Friday, 17 February 2012

Cot or Malbec?

Argentine Malbec. The legendary black wine. It's a pretty popular style, there is always someone clamouring for a bottle these days in the shop and I can see why. Big, powerful and brooding with the top notch versions rewarding you with a chocolately mouthfeel and dominant fruit.
Malbec was first a French grape, used in Bordeaux and the South, where it produces powerful deep rich wines like those of Cahors(where it is still called Cot).
Today I've jumped over the Andes to see what the Chileans are doing with this wonderful grape and I've ended up with a bottle of the Perez Cruz Limited Edition Cot. These guys are calling this Cot as they consider this wine to have more in common with the Cahors style of Malbec to their Argie counterparts and they are sorta right.
I'd probably mistake this for a rich Cabernet Sauvignon if I were tasting this blind. It's missing that tell-tale overwhelming cloak of chocolate velvet that has made Argentine Malbec the mistress of men the world over. Don't get me wrong, this is a powerful red with cake spices and dusky blackcurrants on the nose. I can also feel the back of my head constrict just the way a domineering red wants me to feel, and those controlled tannins that approach on the finish leave me thinking more and more of the wines of South West France. I've gotta be honest, I prefer the Carmenere that Perez Cruz make. This isn't inferior but I'm yet to fall in love with this style.
For those dependant on that high altitude Argie Malbec style this might not be for them. However they should try it out. It's a great permutation on the varietal and a wonderful example of the higher end stuff coming out of Chile these days.

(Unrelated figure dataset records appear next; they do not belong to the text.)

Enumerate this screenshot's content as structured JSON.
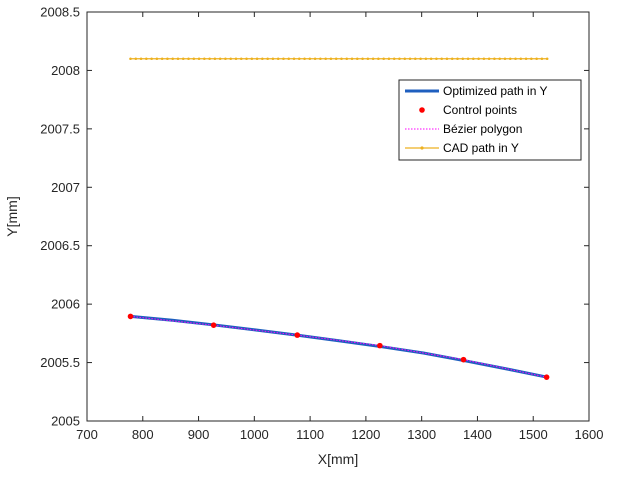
{
  "chart_data": {
    "type": "line",
    "xlabel": "X[mm]",
    "ylabel": "Y[mm]",
    "xlim": [
      700,
      1600
    ],
    "ylim": [
      2005,
      2008.5
    ],
    "xticks": [
      700,
      800,
      900,
      1000,
      1100,
      1200,
      1300,
      1400,
      1500,
      1600
    ],
    "yticks": [
      2005,
      2005.5,
      2006,
      2006.5,
      2007,
      2007.5,
      2008,
      2008.5
    ],
    "xtick_labels": [
      "700",
      "800",
      "900",
      "1000",
      "1100",
      "1200",
      "1300",
      "1400",
      "1500",
      "1600"
    ],
    "ytick_labels": [
      "2005",
      "2005.5",
      "2006",
      "2006.5",
      "2007",
      "2007.5",
      "2008",
      "2008.5"
    ],
    "grid": false,
    "box": true,
    "legend": {
      "placement": "upper-right",
      "entries": [
        "Optimized path in Y",
        "Control points",
        "Bézier polygon",
        "CAD path in Y"
      ]
    },
    "series": [
      {
        "name": "Optimized path in Y",
        "style": "line",
        "color": "#1f5fbf",
        "x": [
          778,
          853,
          928,
          1003,
          1078,
          1153,
          1228,
          1303,
          1378,
          1453,
          1525
        ],
        "y": [
          2005.895,
          2005.862,
          2005.822,
          2005.779,
          2005.734,
          2005.686,
          2005.636,
          2005.582,
          2005.515,
          2005.445,
          2005.375
        ]
      },
      {
        "name": "Control points",
        "style": "markers",
        "color": "#ff0000",
        "x": [
          778,
          927,
          1077,
          1225,
          1375,
          1524
        ],
        "y": [
          2005.895,
          2005.82,
          2005.735,
          2005.645,
          2005.525,
          2005.375
        ]
      },
      {
        "name": "Bézier polygon",
        "style": "dotted",
        "color": "#ff00ff",
        "x": [
          778,
          927,
          1077,
          1225,
          1375,
          1524
        ],
        "y": [
          2005.895,
          2005.82,
          2005.735,
          2005.645,
          2005.525,
          2005.375
        ]
      },
      {
        "name": "CAD path in Y",
        "style": "line-markers",
        "color": "#edb120",
        "x_start": 778,
        "x_end": 1525,
        "y": 2008.1,
        "marker_count": 80
      }
    ]
  }
}
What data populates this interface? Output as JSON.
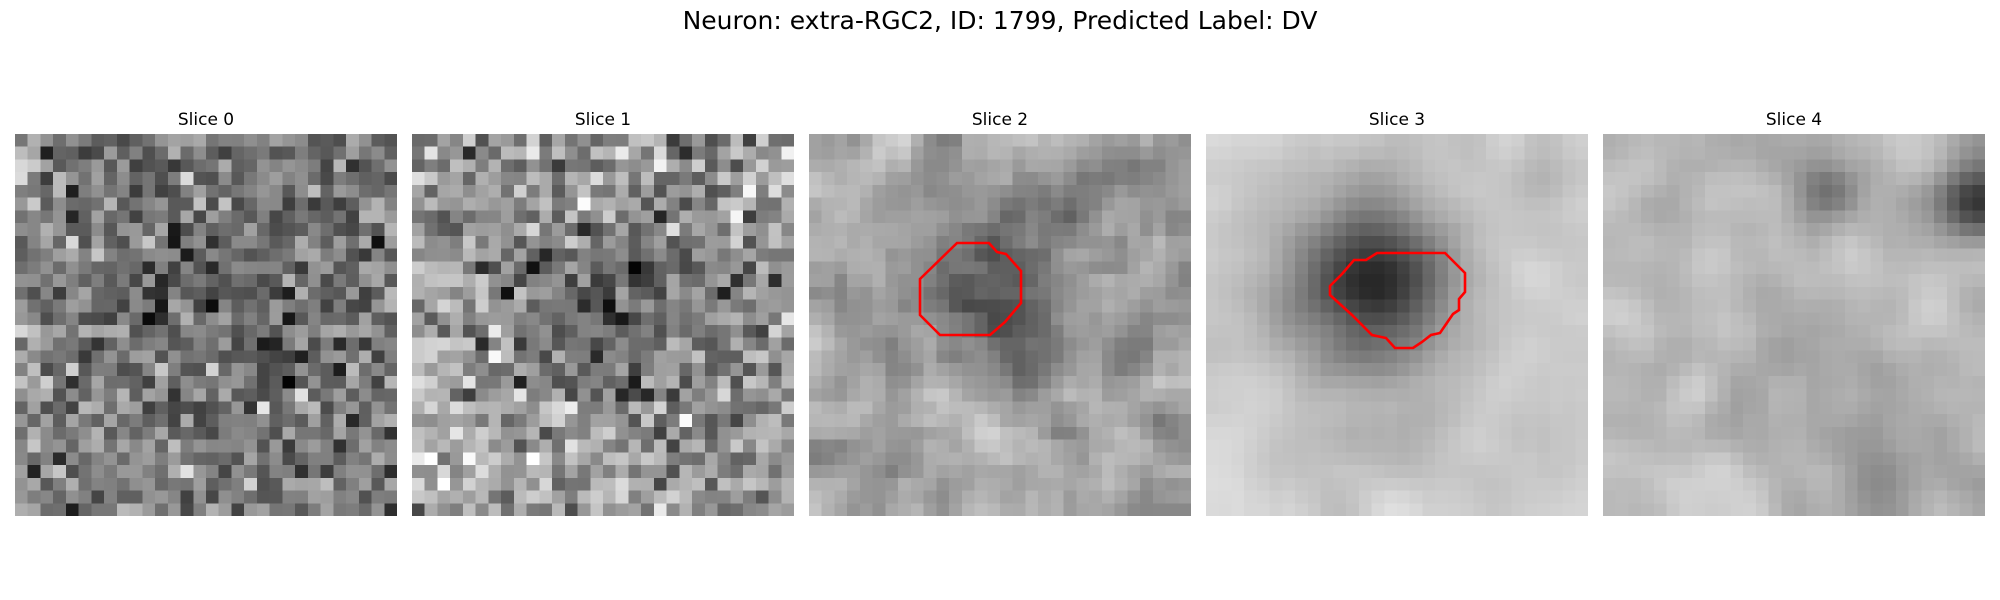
{
  "figure": {
    "title": "Neuron: extra-RGC2, ID: 1799, Predicted Label: DV"
  },
  "slices": [
    {
      "title": "Slice 0",
      "contour": false
    },
    {
      "title": "Slice 1",
      "contour": false
    },
    {
      "title": "Slice 2",
      "contour": true
    },
    {
      "title": "Slice 3",
      "contour": true
    },
    {
      "title": "Slice 4",
      "contour": false
    }
  ],
  "colors": {
    "contour": "#ff0000",
    "background": "#ffffff",
    "colormap": "gray"
  }
}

Perez Cruz limited edition Cot 2010 £13 from Oddbins

Tuesday, 14 February 2012

Why I love Chardonnay

So I started this post looking for quotes on Chardonnay, and I ended up on IMDB with a personal hate of mine. The movie "Sideways". Apt I realise as I'm about to discuss pre-conceptions of love and hate.
In my time working in a wine shop I have come to grow and love Chardonnay despite all the grief and hatred it attracts. Pungent stoney fruits explode and overwhelm the senses. Rich, decadent gorgeousity overloads me as I sniff deeply into the glass and I ask...how the hell does no-one else get this?
Hmm I need to preface this somewhat. I live in Edinburgh, one of the great cities of our world, and have been lucky enough to work in a great wine shop for the best part of two years. In that time, I've never encountered such hatred for a grape as that directed towards Chardonnay. What is that about? Aye, I've heard all about the shitty Aussie over-oaked beasts that lumbered the earth during the eighties but time moves on, and so do winemakers. I'm certainly sick of people refusing to touch a drop of this honeyed nectar purely down to some piece o' rubbish they picked up in Tescos for 4 squid.
But crack open any Chardonnay handled by someone who knows its trickery and you are in for one of the wildest rides of your tongue's life! Oaked or unoaked, steely or fruit-laden, Chardonnay does more to express terroir(y'know that crazy but true concept about the land and climate expressed in the wine that the french have) than any other grape I've drunk..and not just in France. Chilean, Aussie and more recently NZ Chardonnays all scream about their region first, grape second. How can you not love that? As people we draw our identity from where we came from. Chardonnay only asks the same, give it the chance. You won't regret it.
Chardonnay, if nothing else, is the one grape that can trick and deceive you more than any other. This little fucker can be obvious, or the most deceptive double agent, in a blind tasting, with so many variations on flavours that makes it impossible for anyone to declare disdain for this, the most august of white varietals.
Yes I love Chardonnay and I'm not afraid to say it! Happy St Valentines Day to you, my chameleonic terroirist! I've sent flowers to the Cote D'or, one day I shall grace your soils.